Далекая юность (Куракин) - страница 21

Двери им открыл Тит Титович, и это тоже удивило Яшку: обычно двери здесь днем не запирались. И, только войдя в дом, Яшка понял, в чем дело.

Из-за перегородки вышел человек и обрадованно закивал Алешину.

— Это глухонемой, — быстро сказал Алешин Яшке. — Так что не стесняйся. Родственник наш, понимаешь?..

Яшка, растерявшись, смотрел на этого человека и слова не мог вымолвить, будто он онемел от растерянности.

— Проходи в дом-то, — подтолкнул его Алешин.

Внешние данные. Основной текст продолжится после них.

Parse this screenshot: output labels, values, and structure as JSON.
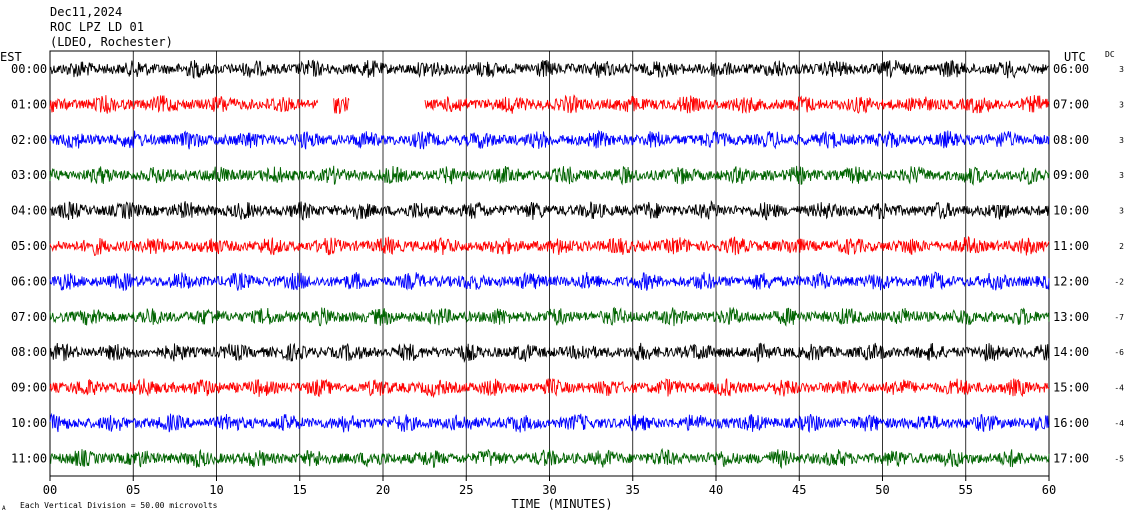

Яшка шагнул к глухонемому и тихо сказал:

— Дядя Франц… Это я, Яшка.

Все замерли. Франц, повернувшись к пареньку, так же тихонько ахнул: «Майн готт!» — и бросился к нему. Они обнялись. Франц тормошил Яшку; от волнения он позабыл те русские слова, которые знал, и никто не мог понять, о чем он спрашивает. Потом, выпрямившись, Франц повернулся к Алешину и сказал ему:

— Корош малшик… Друк… Как это?.. Настоясчий.

Яшка не понимал ничего. Ни того, зачем его привел сюда Алешин (Клавы дома не было), ни того, какими судьбами очутился здесь немецкий военнопленный Франц. Он скорее почувствовал, что и его приход сюда и появление в Печаткино Франца как-то связаны между собой, но тщетно пока пытался определить, как же они связаны.

А Франц обнимал его снова, все расспрашивая, куда это «ушел маленький друк»; и Яшка, с трудом подбирая слова, рассказал о полицейском, о школе, о приезде сюда. И не понял, почему Алешин, откинув его голову, сказал, глядя ему в глаза своими синими, с черным ободком — совсем как у Клавы — глазами:

— Э, брат, да я и не знал этого. Значит, хлебнул уже шилом патоки?

С того дня изменилась Яшкина жизнь. Встречаясь теперь с ребятами, он пытался скорее уйти от них, прибежать к алешинскому дому, оглянувшись, стукнуть два раза в оконную раму и войти в дом, где его всегда ждали.

Алешин строго запретил ему носить детали станка сразу сюда. «Покрутись с ребятами, сделай вид, что играешь, потом удирай. Скажи: к Клаве пошел. Будут смеяться — не обращай внимания. Понял?»

Ребята и в самом деле смеялись: «Тили-тили-теста, жених и невеста…» Дальше они прибавляли вовсе неприличное; Яшка краснел, однако уходил не оборачиваясь.

Но где собирался станок, части для которого он чуть ли не каждый день выносил с завода, Яшка не знал. На все его расспросы, куда девался дядя Франц, Алешин многозначительно подмигивал и поднимал брови. В доме все стало на свои места. Появились куда-то уезжавшие бабушка и Клава; теперь двери Яшке открывала Клава и командовала:

— Сними ботинки; я только что пол подметала. Теплая вода осталась, можешь мыться. И тихо, пожалуйста, а то дедушка спит.